NIH’s termination of the CREID network ended WAC-EID, disrupting risk mapping of threats like Lassa, Ebola, dengue, and Zika and partnerships supporting West African regional outbreak response.
Davis, CA
Nigeria
Senegal
Sierra Leone
Singapore
Argentina
When NIH terminated the Centers for Research in Emerging Infectious Diseases (CREID) network in June 2025, it ended support for the West African Center for Emerging Infectious Diseases (WAC-EID), led by the University of Texas Medical Branch (UTMB), halting a program designed to strengthen early detection and response to zoonotic and vector-borne threats in West Africa. WAC-EID paired field studies of animal-to-human transmission with clinical studies of human exposure and disease outcomes to generate evidence that can guide faster, more effective outbreak response.

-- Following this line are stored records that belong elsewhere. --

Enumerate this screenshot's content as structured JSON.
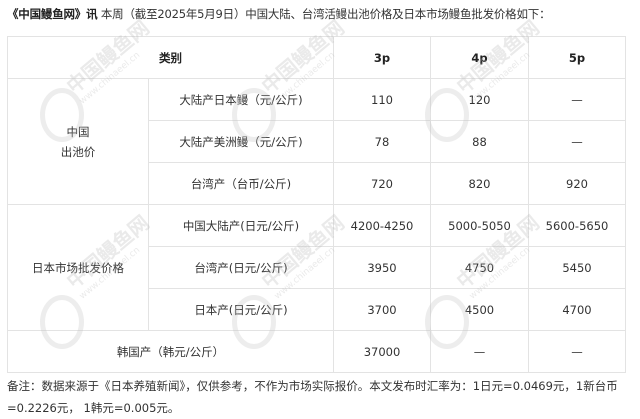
{
  "intro": {
    "source": "《中国鳗鱼网》讯",
    "text": "本周（截至2025年5月9日）中国大陆、台湾活鳗出池价格及日本市场鳗鱼批发价格如下："
  },
  "table": {
    "headers": [
      "类别",
      "3p",
      "4p",
      "5p"
    ],
    "groups": [
      {
        "label_line1": "中国",
        "label_line2": "出池价",
        "rows": [
          {
            "label": "大陆产日本鳗（元/公斤)",
            "values": [
              "110",
              "120",
              "—"
            ]
          },
          {
            "label": "大陆产美洲鳗（元/公斤)",
            "values": [
              "78",
              "88",
              "—"
            ]
          },
          {
            "label": "台湾产（台币/公斤)",
            "values": [
              "720",
              "820",
              "920"
            ]
          }
        ]
      },
      {
        "label_line1": "日本市场批发价格",
        "rows": [
          {
            "label": "中国大陆产(日元/公斤)",
            "values": [
              "4200-4250",
              "5000-5050",
              "5600-5650"
            ]
          },
          {
            "label": "台湾产(日元/公斤)",
            "values": [
              "3950",
              "4750",
              "5450"
            ]
          },
          {
            "label": "日本产(日元/公斤)",
            "values": [
              "3700",
              "4500",
              "4700"
            ]
          }
        ]
      }
    ],
    "korea": {
      "label": "韩国产（韩元/公斤）",
      "values": [
        "37000",
        "—",
        "—"
      ]
    }
  },
  "note": {
    "line1": "备注：数据来源于《日本养殖新闻》，仅供参考，不作为市场实际报价。本文发布时汇率为：1日元=0.0469元，1新台币",
    "line2": "=0.2226元， 1韩元=0.005元。"
  },
  "watermark": {
    "name": "中国鳗鱼网",
    "url": "www.chinaeel.cn"
  }
}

The center conducted integrated surveillance across humans and animal and insect vectors to produce risk maps for human exposure, focusing on disease risks in the region including chikungunya, dengue, Ebola, Lassa, MERS, Nipah, yellow fever, and Zika. In parallel, WAC-EID worked to strengthen local capacity and expertise through collaborations and trainings in Senegal, Sierra Leone, and Nigeria to support national and regional outbreak response. The termination curtailed critical surveillance activities and disrupted cross-border partnerships, weakening early-warning capabilities critical to preventing outbreaks from becoming epidemics. The Texas team leading the work has also experienced significant layoffs.
The CREID network was established by NIH in 2020 to build outbreak-ready surveillance and research capacity in regions where emerging epidemics are most likely to occur. Through nine research centers, a coordinating center, and more than 100 sites worldwide, CREID linked multidisciplinary teams to study disease transmission dynamics, strengthen local preparedness, and develop improved tools and early warning systems. Its capabilities supported responses to COVID-19 and to outbreaks of Lassa fever, mpox, and other high-consequence pathogens. By operating as a coordinated network, CREID enabled faster sharing of data, specimens, methods, and technical expertise—capabilities that individual projects often cannot sustain. When the centers were terminated in June 2025, the loss was not just individual centers, but a coordinated early-warning and response architecture that supported partners abroad and US preparedness at home.
WAC-EID was led by the University of Texas Medical Branch (Galveston, TX) in partnership with the University of California, Davis and collaborators across Senegal, Sierra Leone, Singapore, and Argentina.